To her relief he turned to Hanna.
'What was your name? Hanna? Not Hanna Andersson?'
'Aronsson.'
'That's it. I definitely remember you - you were… I think you were at some of the gigs I put on. Velvet? Magasin 12? And you were with my mate Mange for a while, if I remember rightly.'
Hanna looked as if she didn't quite know whether to feel positive or uncomfortable. 'I don't really remember. You know how it was - there was all kinds of stuff going on. The memories are a bit vague.'
He sniggered and rubbed his hand over his stubble.
'Too right. And you kids were pretty wild, as far as I remember.'
'Cirka,' Seja reminded him; she'd had just about enough of this. She folded her arms to show that he could skip the small talk.
'You can go over to her place if you want, she lives quite close. I can give her a ring and tell her you're coming. Or I can ask her to bring the books when she comes over in a couple of hours - if she's still got them, that is.'
While they had been talking to the bar owner the sun had found its way through the clouds. Its rays were reflected in the chrome tables out on the pavement, and shimmered against the window of the cafe opposite. Outside a group of girls sat stoically sipping hot drinks in tall glasses wrapped in paper napkins. They were shivering in spite of the w
oollen blankets around their shoulders.
Seja and Hanna toyed with the idea of having a quick coffee - indoors - but decided instead to have something to eat once they had picked up the notebooks from Cirka.
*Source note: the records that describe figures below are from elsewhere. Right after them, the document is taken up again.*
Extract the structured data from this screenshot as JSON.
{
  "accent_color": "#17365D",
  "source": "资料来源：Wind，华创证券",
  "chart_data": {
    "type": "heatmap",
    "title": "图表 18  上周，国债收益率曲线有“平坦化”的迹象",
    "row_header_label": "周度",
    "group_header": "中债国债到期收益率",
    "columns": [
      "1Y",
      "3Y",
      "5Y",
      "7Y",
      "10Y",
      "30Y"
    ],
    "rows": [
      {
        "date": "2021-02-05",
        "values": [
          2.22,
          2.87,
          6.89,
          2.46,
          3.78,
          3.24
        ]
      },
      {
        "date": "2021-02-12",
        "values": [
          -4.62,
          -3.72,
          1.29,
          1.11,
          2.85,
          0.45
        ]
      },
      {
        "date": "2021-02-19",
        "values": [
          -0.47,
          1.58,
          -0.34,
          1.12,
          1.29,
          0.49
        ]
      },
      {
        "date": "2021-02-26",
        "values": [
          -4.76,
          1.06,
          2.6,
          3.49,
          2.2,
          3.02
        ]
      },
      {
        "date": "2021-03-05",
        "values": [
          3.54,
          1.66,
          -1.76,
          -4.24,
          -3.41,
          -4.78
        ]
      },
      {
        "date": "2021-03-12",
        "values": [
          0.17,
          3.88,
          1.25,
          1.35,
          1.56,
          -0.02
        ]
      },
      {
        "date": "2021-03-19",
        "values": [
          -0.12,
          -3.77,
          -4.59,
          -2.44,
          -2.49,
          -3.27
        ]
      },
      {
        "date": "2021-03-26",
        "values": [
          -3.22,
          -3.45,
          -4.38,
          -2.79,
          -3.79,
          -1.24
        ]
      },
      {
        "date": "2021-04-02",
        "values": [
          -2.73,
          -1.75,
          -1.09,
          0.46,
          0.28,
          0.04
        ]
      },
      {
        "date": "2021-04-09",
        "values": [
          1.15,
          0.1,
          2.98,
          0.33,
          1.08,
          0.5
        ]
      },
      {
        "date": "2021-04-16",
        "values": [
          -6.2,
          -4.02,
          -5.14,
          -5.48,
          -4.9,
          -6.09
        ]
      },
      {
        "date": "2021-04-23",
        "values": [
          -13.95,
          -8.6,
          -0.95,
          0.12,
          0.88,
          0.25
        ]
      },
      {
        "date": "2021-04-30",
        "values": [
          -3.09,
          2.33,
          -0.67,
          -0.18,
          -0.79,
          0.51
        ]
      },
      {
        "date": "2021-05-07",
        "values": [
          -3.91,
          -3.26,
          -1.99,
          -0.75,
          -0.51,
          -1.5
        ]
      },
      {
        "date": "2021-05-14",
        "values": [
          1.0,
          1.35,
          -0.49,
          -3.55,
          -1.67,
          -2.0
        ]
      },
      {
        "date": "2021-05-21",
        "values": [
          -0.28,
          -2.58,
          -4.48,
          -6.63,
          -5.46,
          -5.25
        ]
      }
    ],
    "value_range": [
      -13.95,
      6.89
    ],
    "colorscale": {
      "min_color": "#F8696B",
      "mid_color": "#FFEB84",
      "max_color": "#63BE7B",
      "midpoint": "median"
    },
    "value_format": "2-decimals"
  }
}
The map the bar owner quickly scrawled on a napkin led them to an address on Kungshojd, just a stone's throw from the bar, as he had said. They followed narrow alleyways and flights of steps from Kungsgatan to a stone building high above the sea that looked as though it had been built some time around 1900. They admired the view of the city and the harbour before ringing the doorbell.
'I've turned the whole room upside down.'
At first sight Cirka Nemo hadn't changed. As teenagers they had admired her and the fact that she occupied her own space with confidence, despite her small stature. She was still just as small, slender and angular, but her dyed black hair now formed a cloud around her face. The clothes clinging to her thin body could have been the same ones she had worn back then; the style was just as timeless as the decor in her tiny one-room apartment.
'I just found the granny boots I bought in London when I was nineteen. How cool are they?'
She held up a pair of shabby button boots in bright orange. Seja nodded obediently, quietly amazed at how life turned out. Here she stood in Cirka Nemo's apartment, being treated as an equal. And Cirka didn't seem at all surprised at their strange errand; perhaps that was because strange things were just a part of her everyday life?
As a teenager Seja had admired this woman simply for her unambiguous air of authority, although most people had seemed worldly- wise compared with her contemporaries - girls still nervously dabbing Clearasil on those stubborn spots on their forehead. Confidence was sexy - she still thought so - but after blinking the teenage dust from her eyes she couldn't help noticing the hard lines around Cirka Nemo's mouth. Or the unpleasant smell from the overflowing rubbish bin in the tiny kitchen area - just like the one Seja had in her first student apartment when she was twenty.